È partito da qui il primo tavolo di lavoro 2025 di GoodJob!, realizzato in partnership con Radical HR, nella Future of Work House di Milano, lo scorso 21 marzo. Quindici esperti ed esperte si sono confrontati mettendo a sistema esperienze, vissuti personali e best practice, per definire quali saranno le “skills for the future”, le competenze più importanti per il futuro, e come nutrirle, allenarle e farle evolvere. Con una convinzione comune: in un contesto in cui il lavoro cambia più in fretta della capacità del sistema di adattarsi, capire cosa significa formarsi, quali skill serviranno davvero e come favorire l’incontro tra domanda e offerta di competenze, è diventato un passaggio obbligato per chiunque si occupi di lavoro. Un tema a cui GoodJob! dedicherà anche il prossimo tavolo di lavoro in programma a Roma il 4 aprile.
L’urgenza di lavorare sulle competenze, come evidenziato da Luca Romano, founder di Local Area Network, arriva dai numeri: ingegneria, tecnologia e scienza sono le discipline più ricercate dalle aziende, ma le iscrizioni a questi corsi di laurea non decollano.

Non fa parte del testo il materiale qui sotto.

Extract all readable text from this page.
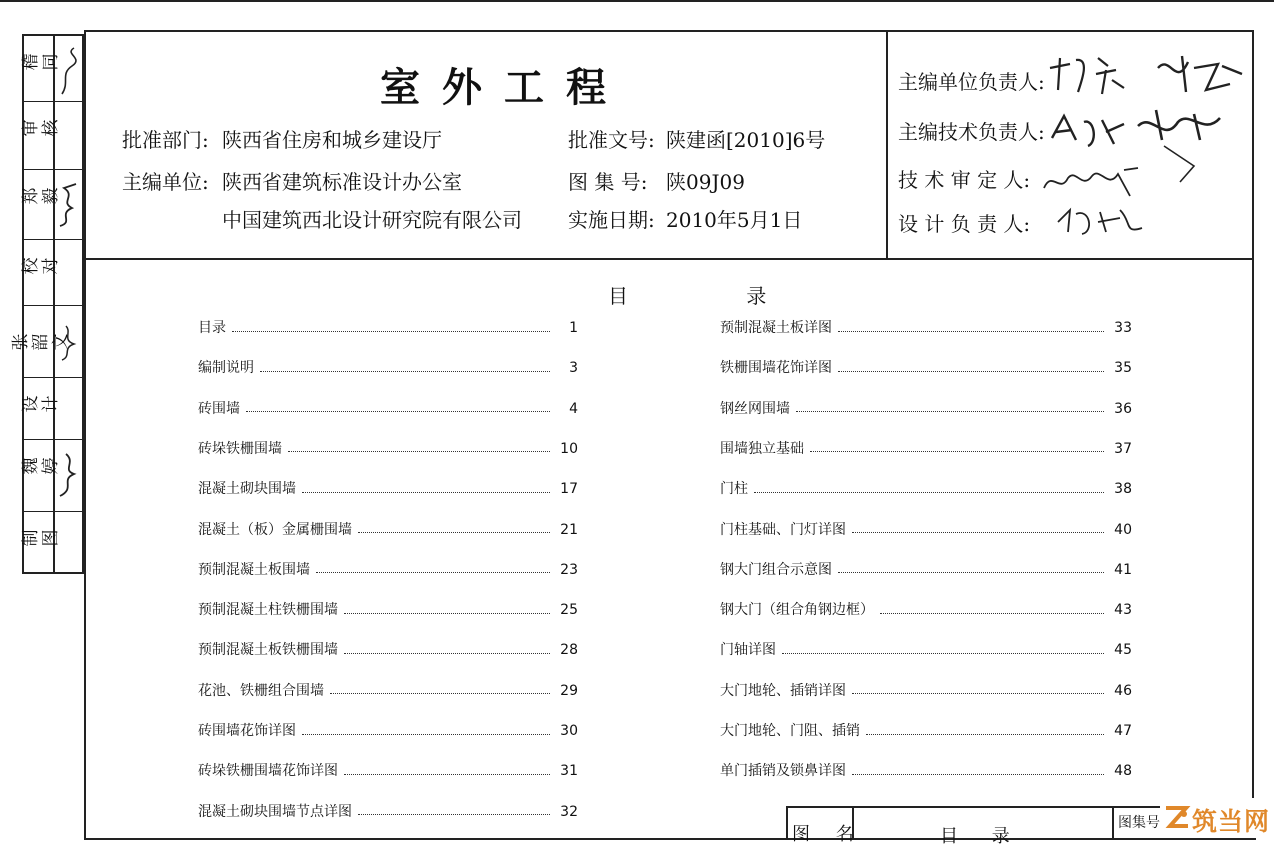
稽 同
审 核
郑 毅
校 对
张韶文
设 计
魏 婷
制 图
室外工程
批准部门: 陕西省住房和城乡建设厅
主编单位: 陕西省建筑标准设计办公室
中国建筑西北设计研究院有限公司
批准文号: 陕建函[2010]6号
图 集 号: 陕09J09
实施日期: 2010年5月1日
主编单位负责人:
主编技术负责人:
技 术 审 定 人:
设 计 负 责 人:
目 录
目录	1
编制说明	3
砖围墙	4
砖垛铁栅围墙	10
混凝土砌块围墙	17
混凝土（板）金属栅围墙	21
预制混凝土板围墙	23
预制混凝土柱铁栅围墙	25
预制混凝土板铁栅围墙	28
花池、铁栅组合围墙	29
砖围墙花饰详图	30
砖垛铁栅围墙花饰详图	31
混凝土砌块围墙节点详图	32
预制混凝土板详图	33
铁栅围墙花饰详图	35
钢丝网围墙	36
围墙独立基础	37
门柱	38
门柱基础、门灯详图	40
钢大门组合示意图	41
钢大门（组合角钢边框）	43
门轴详图	45
大门地轮、插销详图	46
大门地轮、门阻、插销	47
单门插销及锁鼻详图	48
图 名	目 录
图集号 筑当网
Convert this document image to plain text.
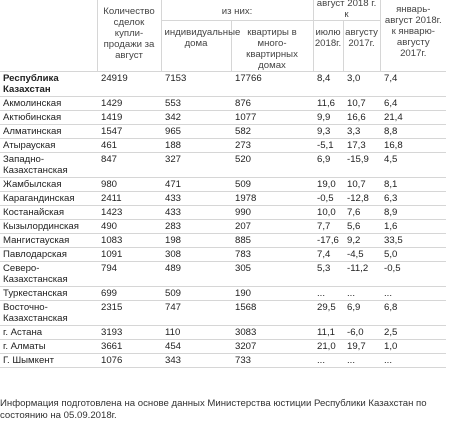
	Количество сделок купли-продажи за август	из них:		август 2018 г. к		январь-август 2018г. к январю-августу 2017г.
		индивидуальные дома	квартиры в много-квартирных домах	июлю 2018г.	августу 2017г.	
Республика Казахстан	24919	7153	17766	8,4	3,0	7,4
Акмолинская	1429	553	876	11,6	10,7	6,4
Актюбинская	1419	342	1077	9,9	16,6	21,4
Алматинская	1547	965	582	9,3	3,3	8,8
Атырауская	461	188	273	-5,1	17,3	16,8
Западно-Казахстанская	847	327	520	6,9	-15,9	4,5
Жамбылская	980	471	509	19,0	10,7	8,1
Карагандинская	2411	433	1978	-0,5	-12,8	6,3
Костанайская	1423	433	990	10,0	7,6	8,9
Кызылординская	490	283	207	7,7	5,6	1,6
Мангистауская	1083	198	885	-17,6	9,2	33,5
Павлодарская	1091	308	783	7,4	-4,5	5,0
Северо-Казахстанская	794	489	305	5,3	-11,2	-0,5
Туркестанская	699	509	190	...	...	...
Восточно-Казахстанская	2315	747	1568	29,5	6,9	6,8
г. Астана	3193	110	3083	11,1	-6,0	2,5
г. Алматы	3661	454	3207	21,0	19,7	1,0
Г. Шымкент	1076	343	733	...	...	...
Информация подготовлена на основе данных Министерства юстиции Республики Казахстан по состоянию на 05.09.2018г.
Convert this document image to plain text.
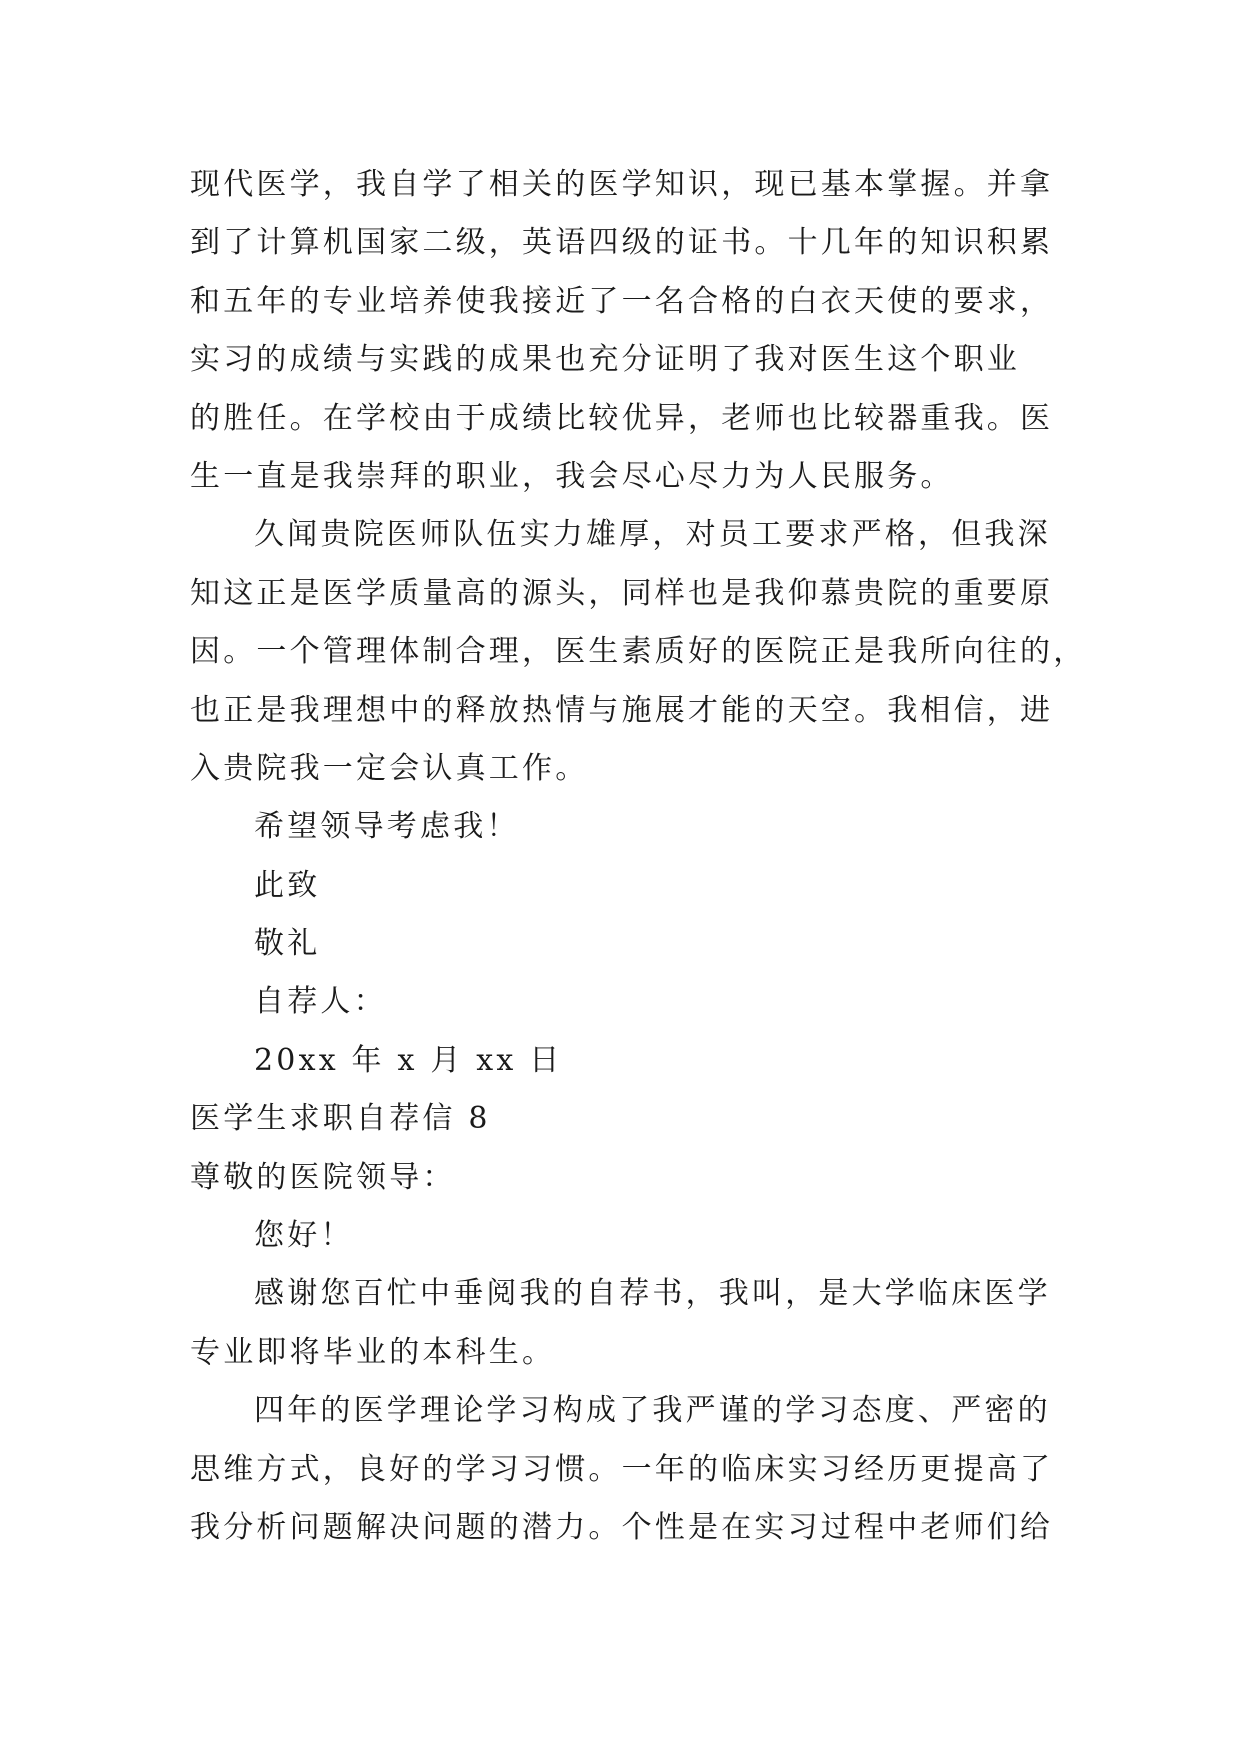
现代医学，我自学了相关的医学知识，现已基本掌握。并拿
到了计算机国家二级，英语四级的证书。十几年的知识积累
和五年的专业培养使我接近了一名合格的白衣天使的要求，
实习的成绩与实践的成果也充分证明了我对医生这个职业
的胜任。在学校由于成绩比较优异，老师也比较器重我。医
生一直是我崇拜的职业，我会尽心尽力为人民服务。
久闻贵院医师队伍实力雄厚，对员工要求严格，但我深
知这正是医学质量高的源头，同样也是我仰慕贵院的重要原
因。一个管理体制合理，医生素质好的医院正是我所向往的，
也正是我理想中的释放热情与施展才能的天空。我相信，进
入贵院我一定会认真工作。
希望领导考虑我！
此致
敬礼
自荐人：
20xx 年 x 月 xx 日
医学生求职自荐信 8
尊敬的医院领导：
您好！
感谢您百忙中垂阅我的自荐书，我叫，是大学临床医学
专业即将毕业的本科生。
四年的医学理论学习构成了我严谨的学习态度、严密的
思维方式，良好的学习习惯。一年的临床实习经历更提高了
我分析问题解决问题的潜力。个性是在实习过程中老师们给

Per non parlare degli Its digitali, frequentati solo dall’1,3% degli studenti. Un problema di mancato orientamento, come sottolineato da Valentina Magri, giornalista e autrice del saggio Gioventù bloccata, che porta le scelte formative a non rispondere alle logiche del mercato. «Una formazione troppo teorica unita alla scarsa esperienza pratica rende i giovani impreparati ad affrontare il mondo del lavoro. La scuola forma alla cultura, ma deve anche preparare al mercato, altrimenti si rischia la trappola dell’esperienza: non lavoro perché non ho esperienza, e non ho esperienza perché non lavoro» – ha commentato.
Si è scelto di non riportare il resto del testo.